Gunalp et al. (12) found that the knowledge of medical interns, residents, and radiologists in Turkey was not satisfactory. Similarly, Thomas et al. (11) stated that radiation from diagnostic imaging is an insignificant issue among physicians, and their awareness is poor in this regard. Unlike other studies, Heyer et al. (18) showed that the level of awareness of pediatric residents in Germany has increased. Soye and Paterson (19) admit that physicians need to be trained in diagnostic radiation. Keijzers and Britton (20) examined the knowledge of emergency department physicians and found that their overall knowledge of diagnostic imaging was poor. A study by Rahman et al. in Pakistan in 2008 on cardiovascular specialists during angiography and its protection showed that 93% of the sample knew about lead shields and used lead coveralls (21). A recent study in Italy showed that the knowledge of radiology specialists, radiology students, and medical students is limited with regards to protection from ionizing radiation (22). One important point to note here is that informing parents of the harms and risks of diagnostic imaging before performing tests on their children, should be considered ethically and legally.

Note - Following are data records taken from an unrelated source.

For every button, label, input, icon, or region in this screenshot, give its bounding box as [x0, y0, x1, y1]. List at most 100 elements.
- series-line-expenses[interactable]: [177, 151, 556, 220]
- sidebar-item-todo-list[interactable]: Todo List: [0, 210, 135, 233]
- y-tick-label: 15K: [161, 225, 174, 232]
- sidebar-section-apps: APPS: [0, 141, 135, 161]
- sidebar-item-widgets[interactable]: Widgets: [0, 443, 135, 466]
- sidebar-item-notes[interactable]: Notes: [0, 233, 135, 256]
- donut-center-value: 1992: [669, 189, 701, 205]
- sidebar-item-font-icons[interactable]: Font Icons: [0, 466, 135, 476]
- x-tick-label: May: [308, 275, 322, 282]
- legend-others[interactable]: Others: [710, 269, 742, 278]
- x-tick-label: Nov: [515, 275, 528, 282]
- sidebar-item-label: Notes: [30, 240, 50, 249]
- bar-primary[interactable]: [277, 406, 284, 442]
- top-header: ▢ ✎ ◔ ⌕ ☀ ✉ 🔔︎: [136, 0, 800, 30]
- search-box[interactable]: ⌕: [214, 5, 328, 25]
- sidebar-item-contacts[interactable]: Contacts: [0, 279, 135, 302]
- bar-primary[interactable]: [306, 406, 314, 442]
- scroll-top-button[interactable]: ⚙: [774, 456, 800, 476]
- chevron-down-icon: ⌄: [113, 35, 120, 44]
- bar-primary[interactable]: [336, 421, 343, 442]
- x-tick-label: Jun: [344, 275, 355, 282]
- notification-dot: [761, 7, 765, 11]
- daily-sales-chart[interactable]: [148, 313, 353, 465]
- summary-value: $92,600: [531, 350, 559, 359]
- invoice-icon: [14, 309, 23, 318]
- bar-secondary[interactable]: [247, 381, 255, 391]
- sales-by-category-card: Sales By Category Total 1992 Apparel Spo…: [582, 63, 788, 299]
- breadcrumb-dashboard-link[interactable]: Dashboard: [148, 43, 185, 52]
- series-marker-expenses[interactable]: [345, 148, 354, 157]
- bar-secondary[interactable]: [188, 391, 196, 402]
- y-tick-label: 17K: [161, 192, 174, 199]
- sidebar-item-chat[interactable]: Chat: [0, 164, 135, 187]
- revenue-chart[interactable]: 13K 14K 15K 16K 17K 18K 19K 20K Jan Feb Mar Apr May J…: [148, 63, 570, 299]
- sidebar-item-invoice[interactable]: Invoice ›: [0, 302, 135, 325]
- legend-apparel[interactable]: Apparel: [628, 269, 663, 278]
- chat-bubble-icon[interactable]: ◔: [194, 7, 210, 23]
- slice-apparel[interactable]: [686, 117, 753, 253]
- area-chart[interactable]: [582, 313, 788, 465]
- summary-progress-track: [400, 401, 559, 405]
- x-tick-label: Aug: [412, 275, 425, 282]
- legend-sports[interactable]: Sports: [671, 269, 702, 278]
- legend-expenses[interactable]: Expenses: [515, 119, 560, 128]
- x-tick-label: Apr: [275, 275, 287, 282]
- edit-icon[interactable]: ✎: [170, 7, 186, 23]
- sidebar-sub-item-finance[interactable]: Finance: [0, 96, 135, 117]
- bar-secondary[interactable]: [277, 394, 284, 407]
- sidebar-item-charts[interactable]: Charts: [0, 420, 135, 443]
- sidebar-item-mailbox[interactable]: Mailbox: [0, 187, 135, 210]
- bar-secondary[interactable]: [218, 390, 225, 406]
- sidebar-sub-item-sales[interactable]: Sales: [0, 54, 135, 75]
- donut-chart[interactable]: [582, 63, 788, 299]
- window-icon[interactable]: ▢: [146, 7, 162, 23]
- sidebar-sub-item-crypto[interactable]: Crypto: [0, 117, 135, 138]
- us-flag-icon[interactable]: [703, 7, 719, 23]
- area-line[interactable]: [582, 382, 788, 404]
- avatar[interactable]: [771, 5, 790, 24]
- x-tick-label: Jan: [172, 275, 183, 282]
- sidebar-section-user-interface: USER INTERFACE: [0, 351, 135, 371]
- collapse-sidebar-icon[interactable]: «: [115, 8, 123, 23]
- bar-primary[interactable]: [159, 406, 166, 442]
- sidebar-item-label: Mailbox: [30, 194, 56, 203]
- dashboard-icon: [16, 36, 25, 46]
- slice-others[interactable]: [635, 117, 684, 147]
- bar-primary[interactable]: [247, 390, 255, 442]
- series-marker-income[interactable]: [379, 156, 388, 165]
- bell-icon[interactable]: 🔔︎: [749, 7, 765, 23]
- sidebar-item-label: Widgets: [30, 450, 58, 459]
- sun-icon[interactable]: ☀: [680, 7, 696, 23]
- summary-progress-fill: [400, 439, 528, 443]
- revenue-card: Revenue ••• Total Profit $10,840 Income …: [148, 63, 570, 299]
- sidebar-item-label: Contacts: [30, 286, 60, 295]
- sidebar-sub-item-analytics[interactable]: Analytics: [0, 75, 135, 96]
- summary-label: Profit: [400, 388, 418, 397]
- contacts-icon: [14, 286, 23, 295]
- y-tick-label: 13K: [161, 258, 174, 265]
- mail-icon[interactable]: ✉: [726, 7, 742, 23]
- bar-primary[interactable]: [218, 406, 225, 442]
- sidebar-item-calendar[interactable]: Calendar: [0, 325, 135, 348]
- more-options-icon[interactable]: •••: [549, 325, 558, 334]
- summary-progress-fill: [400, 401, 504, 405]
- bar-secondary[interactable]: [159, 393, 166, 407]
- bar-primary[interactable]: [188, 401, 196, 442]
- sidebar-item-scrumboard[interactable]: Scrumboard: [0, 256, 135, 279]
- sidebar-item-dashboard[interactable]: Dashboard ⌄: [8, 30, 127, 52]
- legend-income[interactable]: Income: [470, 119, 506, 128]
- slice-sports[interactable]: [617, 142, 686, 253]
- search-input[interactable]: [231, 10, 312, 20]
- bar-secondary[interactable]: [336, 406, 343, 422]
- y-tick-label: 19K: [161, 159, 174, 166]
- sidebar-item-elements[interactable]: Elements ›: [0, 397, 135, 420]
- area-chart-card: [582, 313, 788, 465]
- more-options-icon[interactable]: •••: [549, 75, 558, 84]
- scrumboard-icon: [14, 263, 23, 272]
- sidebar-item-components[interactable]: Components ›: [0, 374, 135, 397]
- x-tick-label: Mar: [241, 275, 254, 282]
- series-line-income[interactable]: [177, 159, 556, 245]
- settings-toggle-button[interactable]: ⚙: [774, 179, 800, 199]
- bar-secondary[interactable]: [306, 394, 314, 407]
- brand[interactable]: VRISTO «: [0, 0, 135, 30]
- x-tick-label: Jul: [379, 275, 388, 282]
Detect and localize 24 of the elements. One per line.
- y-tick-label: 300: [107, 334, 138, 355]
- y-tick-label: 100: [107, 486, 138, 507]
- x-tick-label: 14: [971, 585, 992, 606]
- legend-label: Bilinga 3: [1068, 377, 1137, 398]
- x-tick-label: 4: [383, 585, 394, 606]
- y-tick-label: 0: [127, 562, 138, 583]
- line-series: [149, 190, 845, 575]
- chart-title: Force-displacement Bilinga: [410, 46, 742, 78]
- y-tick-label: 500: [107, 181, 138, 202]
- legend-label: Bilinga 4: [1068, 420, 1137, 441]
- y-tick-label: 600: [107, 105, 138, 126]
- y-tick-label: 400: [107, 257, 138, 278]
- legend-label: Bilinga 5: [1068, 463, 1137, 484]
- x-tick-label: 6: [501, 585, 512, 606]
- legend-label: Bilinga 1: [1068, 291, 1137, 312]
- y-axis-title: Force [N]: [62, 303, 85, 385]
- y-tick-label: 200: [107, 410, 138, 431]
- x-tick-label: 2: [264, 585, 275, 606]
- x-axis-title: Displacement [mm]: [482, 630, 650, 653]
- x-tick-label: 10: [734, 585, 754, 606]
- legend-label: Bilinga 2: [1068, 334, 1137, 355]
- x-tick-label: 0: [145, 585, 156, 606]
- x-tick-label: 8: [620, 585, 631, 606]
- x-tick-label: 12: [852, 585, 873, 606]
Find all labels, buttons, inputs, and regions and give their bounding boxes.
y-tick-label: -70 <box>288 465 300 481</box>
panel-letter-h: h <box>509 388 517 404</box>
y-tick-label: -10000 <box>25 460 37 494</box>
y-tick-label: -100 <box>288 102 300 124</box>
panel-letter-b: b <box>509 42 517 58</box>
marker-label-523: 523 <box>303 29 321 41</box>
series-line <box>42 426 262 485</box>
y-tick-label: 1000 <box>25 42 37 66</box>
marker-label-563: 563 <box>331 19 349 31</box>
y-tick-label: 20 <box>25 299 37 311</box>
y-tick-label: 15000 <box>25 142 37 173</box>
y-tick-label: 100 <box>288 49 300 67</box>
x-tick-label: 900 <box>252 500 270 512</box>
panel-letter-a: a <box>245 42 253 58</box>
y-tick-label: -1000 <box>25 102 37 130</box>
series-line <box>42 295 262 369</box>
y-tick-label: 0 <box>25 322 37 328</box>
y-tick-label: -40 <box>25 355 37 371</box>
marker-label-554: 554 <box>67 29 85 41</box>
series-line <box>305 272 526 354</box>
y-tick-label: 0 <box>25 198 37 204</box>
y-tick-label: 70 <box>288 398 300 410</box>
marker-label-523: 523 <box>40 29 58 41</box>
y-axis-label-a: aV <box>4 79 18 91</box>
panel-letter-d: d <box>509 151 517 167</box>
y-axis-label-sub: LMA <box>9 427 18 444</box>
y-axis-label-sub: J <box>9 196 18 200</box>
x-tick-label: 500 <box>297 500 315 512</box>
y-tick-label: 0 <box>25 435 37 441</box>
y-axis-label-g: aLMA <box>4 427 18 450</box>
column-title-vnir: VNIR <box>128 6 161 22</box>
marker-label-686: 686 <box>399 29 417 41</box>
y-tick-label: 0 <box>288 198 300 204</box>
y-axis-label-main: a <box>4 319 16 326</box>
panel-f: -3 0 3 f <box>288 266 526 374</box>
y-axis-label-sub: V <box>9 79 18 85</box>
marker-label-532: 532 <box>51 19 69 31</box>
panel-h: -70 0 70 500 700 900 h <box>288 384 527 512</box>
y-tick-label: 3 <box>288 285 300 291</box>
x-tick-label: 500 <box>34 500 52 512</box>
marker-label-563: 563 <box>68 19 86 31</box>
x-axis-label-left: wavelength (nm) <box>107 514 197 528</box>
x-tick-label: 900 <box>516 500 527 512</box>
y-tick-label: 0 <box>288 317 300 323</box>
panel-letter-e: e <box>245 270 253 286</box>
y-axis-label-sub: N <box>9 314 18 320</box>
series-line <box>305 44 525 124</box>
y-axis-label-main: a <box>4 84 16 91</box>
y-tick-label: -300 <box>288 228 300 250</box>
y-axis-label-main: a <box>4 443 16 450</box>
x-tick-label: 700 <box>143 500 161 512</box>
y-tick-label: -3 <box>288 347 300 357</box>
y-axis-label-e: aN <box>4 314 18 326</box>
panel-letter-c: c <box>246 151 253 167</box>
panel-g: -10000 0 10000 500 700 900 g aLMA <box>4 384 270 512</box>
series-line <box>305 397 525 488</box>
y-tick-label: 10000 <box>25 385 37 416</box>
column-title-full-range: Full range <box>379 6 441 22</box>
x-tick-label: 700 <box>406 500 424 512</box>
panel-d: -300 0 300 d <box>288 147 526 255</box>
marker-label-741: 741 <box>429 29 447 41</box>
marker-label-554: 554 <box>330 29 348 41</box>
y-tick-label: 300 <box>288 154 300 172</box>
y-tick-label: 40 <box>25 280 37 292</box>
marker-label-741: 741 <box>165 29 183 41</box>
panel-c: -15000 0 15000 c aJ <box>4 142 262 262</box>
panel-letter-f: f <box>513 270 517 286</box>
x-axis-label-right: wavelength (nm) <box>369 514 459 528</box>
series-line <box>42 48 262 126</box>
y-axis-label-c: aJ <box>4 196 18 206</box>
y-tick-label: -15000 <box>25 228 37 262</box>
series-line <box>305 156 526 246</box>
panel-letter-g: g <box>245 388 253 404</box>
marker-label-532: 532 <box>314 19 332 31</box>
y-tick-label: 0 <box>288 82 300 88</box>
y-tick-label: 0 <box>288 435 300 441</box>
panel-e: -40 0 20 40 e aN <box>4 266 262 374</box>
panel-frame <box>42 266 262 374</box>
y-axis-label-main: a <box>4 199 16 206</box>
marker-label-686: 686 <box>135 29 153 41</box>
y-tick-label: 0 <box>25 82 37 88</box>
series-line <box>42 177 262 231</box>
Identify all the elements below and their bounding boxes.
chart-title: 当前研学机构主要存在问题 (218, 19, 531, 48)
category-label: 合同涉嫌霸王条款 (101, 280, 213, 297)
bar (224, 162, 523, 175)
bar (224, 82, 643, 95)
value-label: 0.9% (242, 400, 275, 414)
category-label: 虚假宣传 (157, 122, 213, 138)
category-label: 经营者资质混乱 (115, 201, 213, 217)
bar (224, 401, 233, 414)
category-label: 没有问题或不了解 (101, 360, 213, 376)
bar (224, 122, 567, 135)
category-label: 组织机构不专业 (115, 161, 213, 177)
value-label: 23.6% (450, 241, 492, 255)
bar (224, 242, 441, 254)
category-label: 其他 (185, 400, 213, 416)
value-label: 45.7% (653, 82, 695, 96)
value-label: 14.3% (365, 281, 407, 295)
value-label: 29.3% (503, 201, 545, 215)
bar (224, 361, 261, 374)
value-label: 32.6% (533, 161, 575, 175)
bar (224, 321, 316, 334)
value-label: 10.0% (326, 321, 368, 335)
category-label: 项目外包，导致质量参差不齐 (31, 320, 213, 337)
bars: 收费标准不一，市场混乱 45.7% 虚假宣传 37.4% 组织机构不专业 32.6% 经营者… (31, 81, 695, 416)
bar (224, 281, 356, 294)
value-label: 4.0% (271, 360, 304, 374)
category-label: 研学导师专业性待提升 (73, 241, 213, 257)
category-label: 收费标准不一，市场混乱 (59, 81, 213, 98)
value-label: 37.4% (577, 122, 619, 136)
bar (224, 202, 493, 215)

The questionnaire used in this study was confirmed to be valid and reliable and provides the basics for protecting children against diagnostic imaging tests. The participants surveyed in this study do not represent the entire medical population, yet given the high rate of answers to the questions, it is almost possible to say that statistics are consistent with reality.

4.1. Conclusion

The results of this descriptive study showed that residents have a higher level of knowledge about pediatric diagnostic imaging radiation. Based on the results of this study, it is recommended to reduce radiation exposure of children, raise the awareness of general and specialized medical students at universities and hospitals through retraining courses, holding workshops and adding courses on radiation protection and the effects of radiobiology.